Regulation of plateau potentials by dendritically targeted inhibitory synaptic transmission.

Experience-dependent memory is the foundation on which we make all our decisions. Reliable memory encoding is therefore essential for good decision making and our mental health. But what determines the durability of memories and how are they protected from interference by subsequent events?

Our brains are not like computers which reliably transcribe all information faithfully and equally - we have a much greater capacity for flexibility. But how do we balance the needs for flexibility and adaptation with reliability and stability?

Memory representations in the brain are thought to be encoded in the strength of connections (synapses) between neurons creating assemblies where each neuron represents a distinct aspect of the memory. An excellent example of this are place cells of the hippocampus which each represent one specific location but can group together by strengthening their synaptic connections into assemblies that provide a representation or memory of the whole environment.

When we experience a new environment the place cell assemblies must reorganise to form a new representation where each place cell may now "re-map" to a different location. The hippocampus is therefore an excellent system to study the flexibility and stability of memory representations.

The biological substrate for memory formation is therefore modifications in the strength of synaptic connections. This plasticity enables the reorganisation of cell assemblies. Synaptic plasticity is triggered by the influx of calcium ions across the synaptic membrane through proteins called NMDA receptors.

If multiple excitatory synaptic inputs are activated simultaneous, a plateau potential is generated which is a long-lasting activation of NMDA receptors and calcium influx. These plateau potentials are known to be important in triggering synaptic plasticity to encode new aspects of our environment into place cells.

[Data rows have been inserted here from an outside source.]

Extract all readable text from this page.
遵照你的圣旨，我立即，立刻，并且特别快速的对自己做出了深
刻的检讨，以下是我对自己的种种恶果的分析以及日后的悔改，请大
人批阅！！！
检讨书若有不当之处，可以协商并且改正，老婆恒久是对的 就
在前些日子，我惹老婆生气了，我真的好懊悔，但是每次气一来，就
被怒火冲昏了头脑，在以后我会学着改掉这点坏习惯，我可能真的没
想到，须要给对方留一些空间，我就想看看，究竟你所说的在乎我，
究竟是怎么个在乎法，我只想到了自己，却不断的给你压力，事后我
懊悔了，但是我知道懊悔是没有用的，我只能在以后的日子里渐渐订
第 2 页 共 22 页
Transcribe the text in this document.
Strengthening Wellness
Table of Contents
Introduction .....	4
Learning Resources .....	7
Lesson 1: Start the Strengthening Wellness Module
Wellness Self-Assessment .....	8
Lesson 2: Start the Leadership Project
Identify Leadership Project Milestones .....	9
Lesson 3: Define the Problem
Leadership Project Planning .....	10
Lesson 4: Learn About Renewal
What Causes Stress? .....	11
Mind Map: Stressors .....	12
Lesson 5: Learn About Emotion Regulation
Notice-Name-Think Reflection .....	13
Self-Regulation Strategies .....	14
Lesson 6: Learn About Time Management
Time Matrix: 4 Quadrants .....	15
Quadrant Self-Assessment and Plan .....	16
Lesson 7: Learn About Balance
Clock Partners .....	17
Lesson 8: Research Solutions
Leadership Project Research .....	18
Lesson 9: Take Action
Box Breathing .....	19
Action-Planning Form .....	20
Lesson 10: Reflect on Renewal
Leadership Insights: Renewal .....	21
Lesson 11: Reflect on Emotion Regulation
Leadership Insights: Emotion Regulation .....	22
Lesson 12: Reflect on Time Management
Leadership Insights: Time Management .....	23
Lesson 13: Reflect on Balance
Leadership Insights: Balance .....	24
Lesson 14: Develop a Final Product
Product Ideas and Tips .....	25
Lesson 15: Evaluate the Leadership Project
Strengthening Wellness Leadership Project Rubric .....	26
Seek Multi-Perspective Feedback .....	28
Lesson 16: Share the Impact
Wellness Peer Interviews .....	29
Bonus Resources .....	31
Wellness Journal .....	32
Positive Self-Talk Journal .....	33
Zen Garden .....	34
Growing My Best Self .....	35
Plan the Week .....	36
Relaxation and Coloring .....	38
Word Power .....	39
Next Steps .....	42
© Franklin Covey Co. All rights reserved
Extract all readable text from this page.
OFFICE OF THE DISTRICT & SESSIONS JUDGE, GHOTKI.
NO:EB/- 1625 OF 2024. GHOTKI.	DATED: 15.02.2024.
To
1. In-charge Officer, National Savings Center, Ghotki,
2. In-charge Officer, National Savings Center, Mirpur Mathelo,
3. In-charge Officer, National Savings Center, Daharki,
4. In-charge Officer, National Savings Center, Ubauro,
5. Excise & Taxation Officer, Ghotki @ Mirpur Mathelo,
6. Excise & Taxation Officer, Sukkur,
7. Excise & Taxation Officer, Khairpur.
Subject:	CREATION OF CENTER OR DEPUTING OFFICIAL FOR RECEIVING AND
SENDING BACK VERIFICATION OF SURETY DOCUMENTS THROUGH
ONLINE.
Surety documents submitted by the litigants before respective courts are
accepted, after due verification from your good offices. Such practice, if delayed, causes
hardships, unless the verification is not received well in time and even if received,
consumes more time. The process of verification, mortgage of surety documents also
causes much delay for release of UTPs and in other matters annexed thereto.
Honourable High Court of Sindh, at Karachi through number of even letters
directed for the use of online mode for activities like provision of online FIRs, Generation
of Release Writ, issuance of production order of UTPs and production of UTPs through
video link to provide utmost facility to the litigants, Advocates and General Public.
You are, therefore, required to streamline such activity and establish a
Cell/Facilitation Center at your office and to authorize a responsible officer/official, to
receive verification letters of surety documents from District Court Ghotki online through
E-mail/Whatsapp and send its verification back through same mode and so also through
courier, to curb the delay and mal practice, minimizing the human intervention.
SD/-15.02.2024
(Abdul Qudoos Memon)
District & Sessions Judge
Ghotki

We propose that plateau potentials are controlled by inhibition provided by a specialised subtype of inhibitory neuron termed an OLM interneuron. These inhibitory cells can counteract excitatory synaptic input and are therefore perfectly positioned to regulate plateau potentials and the resulting synaptic plasticity and memory formation. Furthermore, we propose that OLM adaptation is important for creating stable memory representations.

In this BBSRC project, we will test the hypothesis that OLM interneurons can control when new place cells can incorporate new information by regulating plateau potentials and synaptic plasticity. To do this we will fill neurons with dyes that fluoresce when calcium ions are present and measure whether a synapse has strengthened or weakened by recording electrical activity from the neurons.

We will do this while activating OLM interneurons to test how these cells regulate neuronal calcium and synapse strength. We will then record place cells in the hippocampus and investigate if OLM inputs can keep a place cell stable and prevent new information from destabilising previously encoded representations of the world.

This work is important because it will lead to a wealth of new information about place cells and synaptic plasticity. Dysfunctional synaptic plasticity is thought to underlie the altered neuronal activity in several brain diseases, such as Alzheimer's disease and schizophrenia. Therefore, the mechanisms that we will study in this research will add to our knowledge about these debilitating diseases and may contribute to developing novel therapies.